Wati menatap dirinya di depan cermin yang ada pada lemari baju miliknya. Beberapa kali ia merubah mimik mukanya, tersenyum lalu diam lalu senyum lagi. Jika diperhatikan ia tak kalah cantik dengan teman-teman sekolahnya yang nasibnya lebih baik dari dirinya. Kulit wati kuning langsat, mukanya oval, bermata bulat hidungnya tidak terlalu mancung tapi pas di wajahnya.

"Ngapain senyum sendiri di depan kaca?" tegur emak dari belakang tubuh Wati.

Wati menoleh ke belakang lalu ke bawah. Ibunya menatap sambil duduk di papan beroda. Papan beroda itu adalah alat andalan ibunya untuk bergerak, sudah 2 tahun sang ibu tidak bisa berjalan karena sebuah kecelakaan.

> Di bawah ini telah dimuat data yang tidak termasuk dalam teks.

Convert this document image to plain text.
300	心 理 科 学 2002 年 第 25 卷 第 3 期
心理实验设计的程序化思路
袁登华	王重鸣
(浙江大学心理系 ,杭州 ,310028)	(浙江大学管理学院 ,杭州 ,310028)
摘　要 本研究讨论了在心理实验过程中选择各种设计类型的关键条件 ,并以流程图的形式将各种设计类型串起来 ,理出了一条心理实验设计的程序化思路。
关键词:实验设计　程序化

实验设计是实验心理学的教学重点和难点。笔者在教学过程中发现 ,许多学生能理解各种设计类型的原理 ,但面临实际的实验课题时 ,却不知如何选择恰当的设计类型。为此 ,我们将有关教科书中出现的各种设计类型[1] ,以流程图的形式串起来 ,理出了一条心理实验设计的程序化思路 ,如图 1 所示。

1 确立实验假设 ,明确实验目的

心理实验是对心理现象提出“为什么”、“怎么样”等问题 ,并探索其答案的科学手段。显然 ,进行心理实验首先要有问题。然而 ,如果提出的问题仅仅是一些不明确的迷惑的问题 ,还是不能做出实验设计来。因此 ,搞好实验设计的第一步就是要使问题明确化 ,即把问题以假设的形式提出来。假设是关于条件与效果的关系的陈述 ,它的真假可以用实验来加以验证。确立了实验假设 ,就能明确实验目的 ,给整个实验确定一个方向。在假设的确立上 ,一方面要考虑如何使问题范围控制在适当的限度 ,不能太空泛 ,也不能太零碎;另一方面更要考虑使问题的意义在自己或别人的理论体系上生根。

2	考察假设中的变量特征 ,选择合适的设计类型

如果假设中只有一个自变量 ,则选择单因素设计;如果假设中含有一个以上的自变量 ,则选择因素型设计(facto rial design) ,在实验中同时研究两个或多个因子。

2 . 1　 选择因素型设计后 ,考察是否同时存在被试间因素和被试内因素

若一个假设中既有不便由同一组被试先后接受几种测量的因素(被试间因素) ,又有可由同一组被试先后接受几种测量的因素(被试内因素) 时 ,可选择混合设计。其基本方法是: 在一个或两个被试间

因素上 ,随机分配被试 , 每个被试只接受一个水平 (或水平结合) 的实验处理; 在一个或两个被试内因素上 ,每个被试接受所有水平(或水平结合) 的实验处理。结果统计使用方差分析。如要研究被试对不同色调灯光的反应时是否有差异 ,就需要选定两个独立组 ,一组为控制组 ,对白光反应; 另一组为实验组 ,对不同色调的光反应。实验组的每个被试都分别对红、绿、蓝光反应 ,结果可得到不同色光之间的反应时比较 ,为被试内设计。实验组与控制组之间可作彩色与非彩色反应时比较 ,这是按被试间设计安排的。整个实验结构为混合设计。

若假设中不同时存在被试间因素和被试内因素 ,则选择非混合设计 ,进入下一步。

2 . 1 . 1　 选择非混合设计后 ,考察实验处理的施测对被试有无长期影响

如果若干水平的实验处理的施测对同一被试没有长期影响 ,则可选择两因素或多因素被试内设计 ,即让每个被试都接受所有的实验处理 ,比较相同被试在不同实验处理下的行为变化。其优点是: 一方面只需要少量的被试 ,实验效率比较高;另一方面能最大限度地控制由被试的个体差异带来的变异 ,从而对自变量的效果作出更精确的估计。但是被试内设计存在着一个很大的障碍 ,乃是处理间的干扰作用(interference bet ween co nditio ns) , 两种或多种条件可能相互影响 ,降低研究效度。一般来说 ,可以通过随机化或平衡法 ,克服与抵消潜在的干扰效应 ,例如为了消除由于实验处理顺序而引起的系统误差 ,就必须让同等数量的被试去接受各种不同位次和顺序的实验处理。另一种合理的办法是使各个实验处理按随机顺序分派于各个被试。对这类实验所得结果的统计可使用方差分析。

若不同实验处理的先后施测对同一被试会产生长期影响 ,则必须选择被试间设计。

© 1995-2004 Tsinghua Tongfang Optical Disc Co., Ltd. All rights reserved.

Ayah wati membuatkan papan beroda itu agar ibunya bisa beraktifitas seperti biasa.

"Ditanya bukan jawab malah diem,"

"Wati cantik juga ya, Mak?"

"Namanya perempuan ya pasti cantik masa ganteng."

"Iya juga ya,"

"Sudah tidur sana, besok harus bangun pagi!"

"Iya, Mak."

Wati tidak pernah membantah ibunya, ia tahu ibunya berhati baik. Tadi saja sepulang sekolah saat ia menceritakan gorengannya yang jatuh ke selokan Emak tidak memarahi justru mengkhawatirkan tubuh Wati yang terserempet motor. Wati sungguh menyayangi ibunya.

Wati sudah terlelap, namun suara keributan antara ibu dan ayahnya membangunkannya.

"Mau kemana, Pak?" suara emak terdengar di telinga Wati.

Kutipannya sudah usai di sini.